Question

Which one of the following statements is not correct?
a) Oxidation number of S in \[{{(N{{H}_{4}})}_{2}}{{S}_{2}}{{O}_{8}}\] is +6
b) Oxidation number of Os in \[Os{{O}_{4}}\] is +8
c) Oxidation number of S in \[{{H}_{2}}S{{O}_{5}}\] is +8
d) Oxidation number of O in \[K{{O}_{2}}\] is -1/2

Answer 1

Hint: An oxidation state is a number that is assigned to an element in a chemical combination. This number represents the number of electrons that an atom can gain, lose, or share when chemically bonding with an atom of another element.


Complete answer: The oxidation number for mono-atomic ions always has the same value as the net charge corresponding to the ion.
>The hydrogen atom exhibits an oxidation state of +1 but when bonded with an element with less electronegativity than itself it exhibits an oxidation number of -1.
>Oxygen has an oxidation of -2 in most of its compounds. However, in the case of peroxides, the oxidation number corresponding to oxygen is -1.
>Group 1 elements have an oxidation state of +1 in their compounds.
>All group 2 elements exhibit an oxidation state of +2 in their compounds.
>In the compounds made up of two elements, a group 17 element has an oxidation number of -1 assigned to them.
>In the case of neutral compounds, the sum of all the oxidation numbers of the constituent atoms totals to zero and When polyatomic ions are considered, the sum of all the oxidation numbers of the atoms that constitute them equals the net charge of the polyatomic ion.
>Now, in the given compound \[{{(N{{H}_{4}})}_{2}}{{S}_{2}}{{O}_{8}}\],
Let's take the oxidation state of sulphur in the given compound as x.
We know that the oxidation state of ammonium ion (\[N{{H}_{4}}\]) is +1.
\[\begin{align}
  & 2\times (1)+2x+8\times (-2)=0 \\
 & 2x-14=0 \\
 & x=+7 \\
\end{align}\]
Similarly, in \[Os{{O}_{4}}\], the oxidation state of Oxygen is -2.
Let's take the oxidation state of osmium as x.
\[\begin{align}
  & x+4\times (-2)=0 \\
 & 2x=-1 \\
 & x=-\frac{1}{2} \\
\end{align}\]
In \[{{H}_{2}}S{{O}_{5}}\], the oxidation state of oxygen is -2 and hydrogen is +1.
Let's take the oxidation state of sulphur as x.
\[\begin{align}
  & 1\times (2)+x+5\times (-2)=0 \\
 & 2+x-10=0 \\
 & x=+8 \\
\end{align}\]
Now, in \[K{{O}_{2}}\], the oxidation state of potassium is +1.
Let's take the oxidation state of Oxygen as x
\[\begin{align}
  & 1+2x=0 \\
 & 2x=-1 \\
 & x=-\frac{1}{2} \\
\end{align}\]


Therefore, from the above statements we can say that the correct option is (a).

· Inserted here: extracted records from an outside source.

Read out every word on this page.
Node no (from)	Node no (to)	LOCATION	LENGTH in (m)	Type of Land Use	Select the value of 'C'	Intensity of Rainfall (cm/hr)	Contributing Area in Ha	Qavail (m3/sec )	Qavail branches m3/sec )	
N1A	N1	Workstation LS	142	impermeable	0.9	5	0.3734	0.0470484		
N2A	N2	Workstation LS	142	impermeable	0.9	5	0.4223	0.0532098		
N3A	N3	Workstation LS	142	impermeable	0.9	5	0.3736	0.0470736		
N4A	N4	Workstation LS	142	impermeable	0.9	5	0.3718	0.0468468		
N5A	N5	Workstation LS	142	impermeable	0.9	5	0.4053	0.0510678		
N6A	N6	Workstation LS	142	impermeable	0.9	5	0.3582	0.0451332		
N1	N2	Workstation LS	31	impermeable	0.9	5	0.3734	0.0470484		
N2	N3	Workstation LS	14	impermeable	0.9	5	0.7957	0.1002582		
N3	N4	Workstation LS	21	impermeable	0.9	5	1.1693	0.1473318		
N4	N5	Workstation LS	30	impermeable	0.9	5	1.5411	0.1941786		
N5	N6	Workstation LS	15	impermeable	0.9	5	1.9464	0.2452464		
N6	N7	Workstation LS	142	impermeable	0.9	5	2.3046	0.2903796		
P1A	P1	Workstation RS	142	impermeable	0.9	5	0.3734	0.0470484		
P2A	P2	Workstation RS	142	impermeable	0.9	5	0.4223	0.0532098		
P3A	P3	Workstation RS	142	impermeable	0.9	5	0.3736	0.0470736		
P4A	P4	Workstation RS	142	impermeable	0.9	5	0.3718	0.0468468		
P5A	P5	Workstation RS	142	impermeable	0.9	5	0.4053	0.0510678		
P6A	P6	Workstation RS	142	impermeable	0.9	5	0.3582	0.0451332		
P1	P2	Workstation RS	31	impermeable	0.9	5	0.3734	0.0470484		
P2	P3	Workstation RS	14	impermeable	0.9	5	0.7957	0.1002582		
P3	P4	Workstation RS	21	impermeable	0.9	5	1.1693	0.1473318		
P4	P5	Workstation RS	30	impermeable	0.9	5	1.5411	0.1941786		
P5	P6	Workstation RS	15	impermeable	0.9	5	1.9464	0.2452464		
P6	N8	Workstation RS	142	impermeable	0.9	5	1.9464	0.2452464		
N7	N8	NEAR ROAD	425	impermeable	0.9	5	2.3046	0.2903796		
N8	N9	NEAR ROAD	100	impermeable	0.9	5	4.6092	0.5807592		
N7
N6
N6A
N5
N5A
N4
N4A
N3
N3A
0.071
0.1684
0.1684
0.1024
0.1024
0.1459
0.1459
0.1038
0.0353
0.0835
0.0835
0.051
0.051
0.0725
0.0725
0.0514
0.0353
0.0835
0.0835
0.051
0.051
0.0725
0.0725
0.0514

Note: When you have to find the oxidation number of the ligands, if it is a molecule/polyatomic ion, for example, ammine (\[N{{H}_{3}}\]) is a neutral ligand so charge on it will be zero, use the standard overall charge of the species. If it is one atom, use the oxidation state rules to look up for its oxidation number.